The solution to OCSP_(d,tau)\operatorname{OCSP}_{d, \tau} yields p_(b,tau)^(sch):={p_(b,tau+1)^(ch)}^(**^(OCSP_(d,tau)))p_{b, \tau}^{s c h}:=\left\{\boldsymbol{p}_{b, \tau+1}^{c h}\right\}^{*^{\operatorname{OCSP}_{d, \tau}}} for all b inB_(d)b \in \mathcal{B}_{d}. These represent the scheduled charging power to be applied during the immediate next time-slot tau+1\tau+1. This process is repeated in a time-receding manner until the end of T\mathcal{T}, updating the charging schedules by accounting for the realization of uncertain energy consumptions. OCSP_(d,tau)\operatorname{OCSP}_{d, \tau} 的解为 p_(b,tau)^(sch):={p_(b,tau+1)^(ch)}^(**^(OCSP_(d,tau)))p_{b, \tau}^{s c h}:=\left\{\boldsymbol{p}_{b, \tau+1}^{c h}\right\}^{*^{\operatorname{OCSP}_{d, \tau}}} ,适用于所有 b inB_(d)b \in \mathcal{B}_{d} 。这些代表在紧接着的下一个时间段 tau+1\tau+1 中应用的计划充电功率。这个过程以时间递减的方式重复,直到 T\mathcal{T} 结束,通过考虑不确定能耗的实现来更新充电计划。

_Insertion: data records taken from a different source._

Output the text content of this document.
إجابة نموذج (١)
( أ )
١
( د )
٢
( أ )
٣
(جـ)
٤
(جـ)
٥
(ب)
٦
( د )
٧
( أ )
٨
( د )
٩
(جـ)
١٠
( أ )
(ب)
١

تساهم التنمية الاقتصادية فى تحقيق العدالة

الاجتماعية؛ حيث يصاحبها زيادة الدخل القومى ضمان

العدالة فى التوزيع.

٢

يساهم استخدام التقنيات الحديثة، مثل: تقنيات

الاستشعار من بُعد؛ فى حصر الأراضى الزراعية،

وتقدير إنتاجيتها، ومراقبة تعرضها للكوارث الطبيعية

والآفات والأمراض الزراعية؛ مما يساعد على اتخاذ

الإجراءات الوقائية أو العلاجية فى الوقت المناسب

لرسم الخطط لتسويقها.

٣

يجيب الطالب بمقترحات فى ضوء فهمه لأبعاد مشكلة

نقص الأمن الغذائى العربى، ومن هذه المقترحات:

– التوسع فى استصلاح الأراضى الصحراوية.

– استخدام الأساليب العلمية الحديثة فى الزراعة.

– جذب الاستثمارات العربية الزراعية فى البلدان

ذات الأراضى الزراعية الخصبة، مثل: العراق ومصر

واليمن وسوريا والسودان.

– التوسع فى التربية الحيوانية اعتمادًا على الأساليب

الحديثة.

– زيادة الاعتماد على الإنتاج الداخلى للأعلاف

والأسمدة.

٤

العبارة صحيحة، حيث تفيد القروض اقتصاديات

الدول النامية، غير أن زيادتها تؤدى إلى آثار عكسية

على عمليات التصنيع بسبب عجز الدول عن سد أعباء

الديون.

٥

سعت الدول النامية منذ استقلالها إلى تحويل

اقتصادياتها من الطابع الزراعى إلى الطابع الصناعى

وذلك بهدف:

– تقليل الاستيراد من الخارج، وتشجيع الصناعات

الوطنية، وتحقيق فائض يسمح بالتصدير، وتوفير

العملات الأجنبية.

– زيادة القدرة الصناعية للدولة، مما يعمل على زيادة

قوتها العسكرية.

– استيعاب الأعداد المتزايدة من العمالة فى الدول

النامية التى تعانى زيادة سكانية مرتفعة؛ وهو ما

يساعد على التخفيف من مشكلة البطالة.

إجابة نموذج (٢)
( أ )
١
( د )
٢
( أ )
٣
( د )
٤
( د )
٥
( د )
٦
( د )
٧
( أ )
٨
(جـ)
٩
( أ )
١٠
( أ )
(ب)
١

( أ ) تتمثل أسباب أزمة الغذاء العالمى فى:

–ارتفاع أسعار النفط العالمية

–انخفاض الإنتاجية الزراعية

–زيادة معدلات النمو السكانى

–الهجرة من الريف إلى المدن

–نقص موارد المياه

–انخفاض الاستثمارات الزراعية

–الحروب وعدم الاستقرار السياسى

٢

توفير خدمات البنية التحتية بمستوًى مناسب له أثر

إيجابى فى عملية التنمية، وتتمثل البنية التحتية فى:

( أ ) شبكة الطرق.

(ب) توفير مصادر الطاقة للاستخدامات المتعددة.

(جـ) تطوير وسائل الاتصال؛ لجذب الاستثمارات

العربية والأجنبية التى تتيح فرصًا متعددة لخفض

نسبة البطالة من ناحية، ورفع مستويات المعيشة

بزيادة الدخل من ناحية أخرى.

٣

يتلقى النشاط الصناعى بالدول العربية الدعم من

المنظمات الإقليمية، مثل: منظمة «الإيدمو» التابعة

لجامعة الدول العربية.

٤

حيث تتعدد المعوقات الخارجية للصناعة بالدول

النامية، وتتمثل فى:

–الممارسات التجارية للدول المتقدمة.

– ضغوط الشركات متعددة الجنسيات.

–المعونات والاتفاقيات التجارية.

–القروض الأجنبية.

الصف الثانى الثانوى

VIII. ReSUltS AND DISCUSSION VIII. 结果与讨论
In this work, the internal shuttle bus network of Kent Ridge Campus at the National University of Singapore [43] is considered as a case study. During the data collection period in 2021, six different routes were present on the campus, and a total of 371 trips were served on weekdays during term time, between 07:15 and 23:00. There are three depots, with associated numbers of trips of 174,113 , and 84 , assumed to be served by a total of 25 e-buses. Through the utilization of publicly available data, field studies, and first principles, 在本研究中,新加坡国立大学肯特岭校园的内部穿梭巴士网络被作为案例研究。在 2021 年的数据收集期间,校园内有六条不同的路线,学期期间在工作日共提供了 371 个班次,时间为 07:15 至 23:00。共有三个车库,分别对应的班次数为 174、113 和 84,假设由总共 25 辆电动巴士提供服务。通过利用公开可用的数据、实地研究和基本原理,
^(1){ }^{1} For simplicity, the dd super/subscript indicating depot-specific variables is omitted from notation in this section, though it is still implied. 为了简化起见,本节中省略了表示特定仓库变量的超/下标 dd ,尽管它仍然是隐含的。